An increasing number of field developments in Norwegian waters are marginal, with the economics limited by reservoir deliverability and requiring optimum well productivity unaffected by formation damage. This paper presents a case history from an ongoing development in low-permeable, highly challenging reservoirs. The 150 °C downhole temperatures, well geometry restrictions imposed by the subsea development, and the use of non-perforated completions place additional constraints on fluid design. The focus of the paper is on formation damage studies and the identification of performance-critical drilling fluid parameters. The development of representative laboratory methods is discussed and uncertainties evaluated. The joint study highlights the importance of using a range of field and lab mud preparations and working in an open interactive manner for fluid development, evaluation and testing. Combining field and laboratory test results was a critical part of the effort.

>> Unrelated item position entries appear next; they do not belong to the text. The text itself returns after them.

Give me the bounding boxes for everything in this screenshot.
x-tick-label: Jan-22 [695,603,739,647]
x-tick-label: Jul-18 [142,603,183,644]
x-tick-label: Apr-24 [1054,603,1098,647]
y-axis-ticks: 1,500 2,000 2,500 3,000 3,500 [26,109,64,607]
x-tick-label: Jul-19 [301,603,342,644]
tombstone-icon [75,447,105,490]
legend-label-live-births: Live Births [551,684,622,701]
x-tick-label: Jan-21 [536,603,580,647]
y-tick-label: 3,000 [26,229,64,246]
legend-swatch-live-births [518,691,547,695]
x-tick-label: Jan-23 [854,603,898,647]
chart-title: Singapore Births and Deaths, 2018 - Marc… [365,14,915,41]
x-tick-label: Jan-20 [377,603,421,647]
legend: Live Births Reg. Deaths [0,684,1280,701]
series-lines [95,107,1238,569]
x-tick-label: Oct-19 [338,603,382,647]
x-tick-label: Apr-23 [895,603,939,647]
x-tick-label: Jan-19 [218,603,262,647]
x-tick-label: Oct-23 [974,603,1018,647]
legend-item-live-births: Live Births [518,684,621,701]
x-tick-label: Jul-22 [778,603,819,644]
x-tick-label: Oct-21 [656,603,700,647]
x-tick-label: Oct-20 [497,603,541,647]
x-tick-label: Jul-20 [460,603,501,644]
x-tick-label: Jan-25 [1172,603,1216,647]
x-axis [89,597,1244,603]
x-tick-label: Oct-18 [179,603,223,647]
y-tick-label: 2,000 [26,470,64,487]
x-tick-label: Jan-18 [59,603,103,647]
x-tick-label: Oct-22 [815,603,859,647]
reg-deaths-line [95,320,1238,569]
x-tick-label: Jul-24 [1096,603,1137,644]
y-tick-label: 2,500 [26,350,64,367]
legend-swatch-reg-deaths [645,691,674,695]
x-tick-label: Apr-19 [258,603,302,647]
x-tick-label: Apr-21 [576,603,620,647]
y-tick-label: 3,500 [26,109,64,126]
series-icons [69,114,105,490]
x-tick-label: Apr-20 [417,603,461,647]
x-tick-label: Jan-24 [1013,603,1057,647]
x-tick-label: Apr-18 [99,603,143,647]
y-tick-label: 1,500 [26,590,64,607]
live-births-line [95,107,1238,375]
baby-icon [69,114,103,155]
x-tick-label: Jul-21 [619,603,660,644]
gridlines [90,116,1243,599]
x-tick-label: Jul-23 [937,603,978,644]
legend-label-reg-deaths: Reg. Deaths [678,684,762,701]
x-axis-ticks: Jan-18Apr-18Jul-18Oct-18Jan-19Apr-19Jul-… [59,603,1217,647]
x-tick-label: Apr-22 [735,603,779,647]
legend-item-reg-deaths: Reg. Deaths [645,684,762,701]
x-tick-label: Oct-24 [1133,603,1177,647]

Initial mud exposure tests on reservoir core samples indicated that an otherwise qualified HTHP oil-based drilling fluid could cause severe formation damage in this particular reservoir. This was quite unexpected, as the fluid in question has been used to drill highly productive wells in other fields. Similar damage was observed on field and laboratory mud samples. Parallel work showed selected water-based fluids to also be damaging with no other decisive advantages. A systematic program of reformulating the HPHT OBM was undertaken. First, each auxiliary system component was replaced, and the effect on formation damage measured. These changes were insufficient to remove the damage potential of the original fluid. Therefore, an alternative emulsifier pack-age was selected and used as the basis for designing a novel system. Core tests on lab formulations of the novel system indicated greatly reduced formation damage potential.

A field trial was immediately carried out to validate the novel system and showed good production potential with low skin damage. A repeat test in another well confirmed this observation. The field trials were designed to capture any changes in field fluid behavior that could be detrimental to well productivity. Drilling-fluid samples were collected at regular intervals and characterised for standard properties, filtration, particle sizing and formation damage. Supporting research, using powerful experimental tools such as ESEM, and pore-size analysis of reservoir cores gave added value. Surprising core-test results led to the identification of flaws in the lab test protocols affecting the saturations before and after mud exposure. By redefining the core-test procedures and correlating all the lab results, conclusions were obtained that were in agreement with the good field performance of the novel fluid and new knowledge was gained about the mechanisms of formation damage.